The problem becomes apparent when you call the functions the way hcubature calls them, with individual values:

julia> cf = x -> cop2019(x[1],x[2],delta,thetaW);

julia> jf = x -> joedensity.(x[1],x[2],alpha);

julia> xin = [0.1, 0.2];

julia> cf(xin)
1-element Vector{Float64}:
 1.5478771875651165

julia> jf(xin)
1.883131054500218

The basic difference is that joedensity is called with a broadcast, and when such a call is made with only scalar values, its return value is also a scalar. cop2019 however always returns a Vector value because that's how the function has been defined.

A temporary fix for this is to change its last line to only(map(x -> jointdist(x,delta,thetaW), eachcol(y)) ./ (marg.(y[1,:],delta) .* marg.(y[2,:],delta))).

Trying that change, the original type error about convert goes away; there's a new DomainError about the integrand function, but I believe that error is more domain-specific (no pun intended) to your numerical problem.

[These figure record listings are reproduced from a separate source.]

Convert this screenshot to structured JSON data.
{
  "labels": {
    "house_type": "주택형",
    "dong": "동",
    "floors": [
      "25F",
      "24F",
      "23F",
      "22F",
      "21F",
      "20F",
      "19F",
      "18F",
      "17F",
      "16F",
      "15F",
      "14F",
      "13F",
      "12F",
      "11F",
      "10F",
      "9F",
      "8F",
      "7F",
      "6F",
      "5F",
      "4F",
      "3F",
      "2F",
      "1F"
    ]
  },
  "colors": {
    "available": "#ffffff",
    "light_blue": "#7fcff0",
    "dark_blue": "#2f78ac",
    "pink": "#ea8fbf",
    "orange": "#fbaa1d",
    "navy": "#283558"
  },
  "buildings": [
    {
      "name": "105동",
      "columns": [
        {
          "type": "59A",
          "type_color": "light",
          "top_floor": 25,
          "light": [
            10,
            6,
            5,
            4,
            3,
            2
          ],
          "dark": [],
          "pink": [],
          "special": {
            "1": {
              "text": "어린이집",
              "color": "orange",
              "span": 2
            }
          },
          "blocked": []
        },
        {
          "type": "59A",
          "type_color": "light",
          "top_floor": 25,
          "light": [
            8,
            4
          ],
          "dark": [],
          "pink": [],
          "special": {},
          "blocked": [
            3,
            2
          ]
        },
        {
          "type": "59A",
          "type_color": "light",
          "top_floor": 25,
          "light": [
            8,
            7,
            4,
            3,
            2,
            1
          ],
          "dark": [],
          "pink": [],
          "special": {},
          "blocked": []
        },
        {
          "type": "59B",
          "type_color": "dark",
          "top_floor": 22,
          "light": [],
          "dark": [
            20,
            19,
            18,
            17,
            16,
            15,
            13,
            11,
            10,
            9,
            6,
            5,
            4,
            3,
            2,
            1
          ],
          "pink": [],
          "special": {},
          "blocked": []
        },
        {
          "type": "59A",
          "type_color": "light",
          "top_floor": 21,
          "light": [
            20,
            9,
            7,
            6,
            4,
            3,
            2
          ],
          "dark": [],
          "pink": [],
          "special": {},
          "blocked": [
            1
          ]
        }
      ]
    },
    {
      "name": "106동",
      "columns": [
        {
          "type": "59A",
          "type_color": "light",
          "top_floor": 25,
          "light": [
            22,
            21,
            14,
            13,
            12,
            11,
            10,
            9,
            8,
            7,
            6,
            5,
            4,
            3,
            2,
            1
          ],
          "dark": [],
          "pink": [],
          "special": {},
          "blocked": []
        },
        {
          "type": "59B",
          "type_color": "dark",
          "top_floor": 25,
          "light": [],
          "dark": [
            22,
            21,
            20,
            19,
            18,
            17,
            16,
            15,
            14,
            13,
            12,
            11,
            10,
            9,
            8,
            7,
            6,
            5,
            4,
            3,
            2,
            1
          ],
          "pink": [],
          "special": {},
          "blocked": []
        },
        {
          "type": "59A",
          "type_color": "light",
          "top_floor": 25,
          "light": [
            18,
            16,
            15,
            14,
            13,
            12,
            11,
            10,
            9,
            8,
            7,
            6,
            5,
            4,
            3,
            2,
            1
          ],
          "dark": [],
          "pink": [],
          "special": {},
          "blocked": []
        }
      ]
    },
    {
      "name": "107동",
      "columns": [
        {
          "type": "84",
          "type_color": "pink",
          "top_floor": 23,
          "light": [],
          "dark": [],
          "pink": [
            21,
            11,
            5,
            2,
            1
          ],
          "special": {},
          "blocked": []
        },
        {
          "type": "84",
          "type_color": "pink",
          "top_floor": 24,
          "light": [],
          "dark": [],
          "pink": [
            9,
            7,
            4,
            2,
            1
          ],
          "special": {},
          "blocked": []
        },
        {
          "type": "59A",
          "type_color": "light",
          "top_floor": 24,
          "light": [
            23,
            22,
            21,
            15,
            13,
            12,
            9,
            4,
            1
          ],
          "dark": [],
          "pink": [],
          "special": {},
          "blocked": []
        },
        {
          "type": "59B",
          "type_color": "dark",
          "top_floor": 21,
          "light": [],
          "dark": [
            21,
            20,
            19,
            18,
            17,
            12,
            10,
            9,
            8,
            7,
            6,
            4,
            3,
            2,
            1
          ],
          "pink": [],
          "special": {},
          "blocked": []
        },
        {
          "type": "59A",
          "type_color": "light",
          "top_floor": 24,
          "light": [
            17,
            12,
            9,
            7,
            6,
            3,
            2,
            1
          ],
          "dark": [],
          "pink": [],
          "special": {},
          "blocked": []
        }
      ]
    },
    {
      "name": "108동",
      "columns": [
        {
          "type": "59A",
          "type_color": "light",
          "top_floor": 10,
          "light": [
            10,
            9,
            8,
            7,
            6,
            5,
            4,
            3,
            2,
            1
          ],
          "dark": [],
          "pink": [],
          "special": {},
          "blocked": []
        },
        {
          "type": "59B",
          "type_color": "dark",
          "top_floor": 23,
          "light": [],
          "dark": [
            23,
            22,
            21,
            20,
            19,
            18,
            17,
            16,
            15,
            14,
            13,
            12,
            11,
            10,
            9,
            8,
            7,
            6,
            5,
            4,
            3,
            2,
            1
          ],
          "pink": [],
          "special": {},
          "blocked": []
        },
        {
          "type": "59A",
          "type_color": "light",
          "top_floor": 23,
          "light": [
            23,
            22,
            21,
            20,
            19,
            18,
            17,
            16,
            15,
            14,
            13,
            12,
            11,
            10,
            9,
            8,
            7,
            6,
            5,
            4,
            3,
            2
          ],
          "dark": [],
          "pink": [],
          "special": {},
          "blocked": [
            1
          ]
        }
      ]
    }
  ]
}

ERROR: DomainError with 0.5015637133281883:
integrand produced NaN in the interval (0.5015637133281599, 0.5015637133282168)

However, a more correct fix would be to change the cop2019 function to work on individual values rather than whole vectors, and just like joedensity, have it return a single value.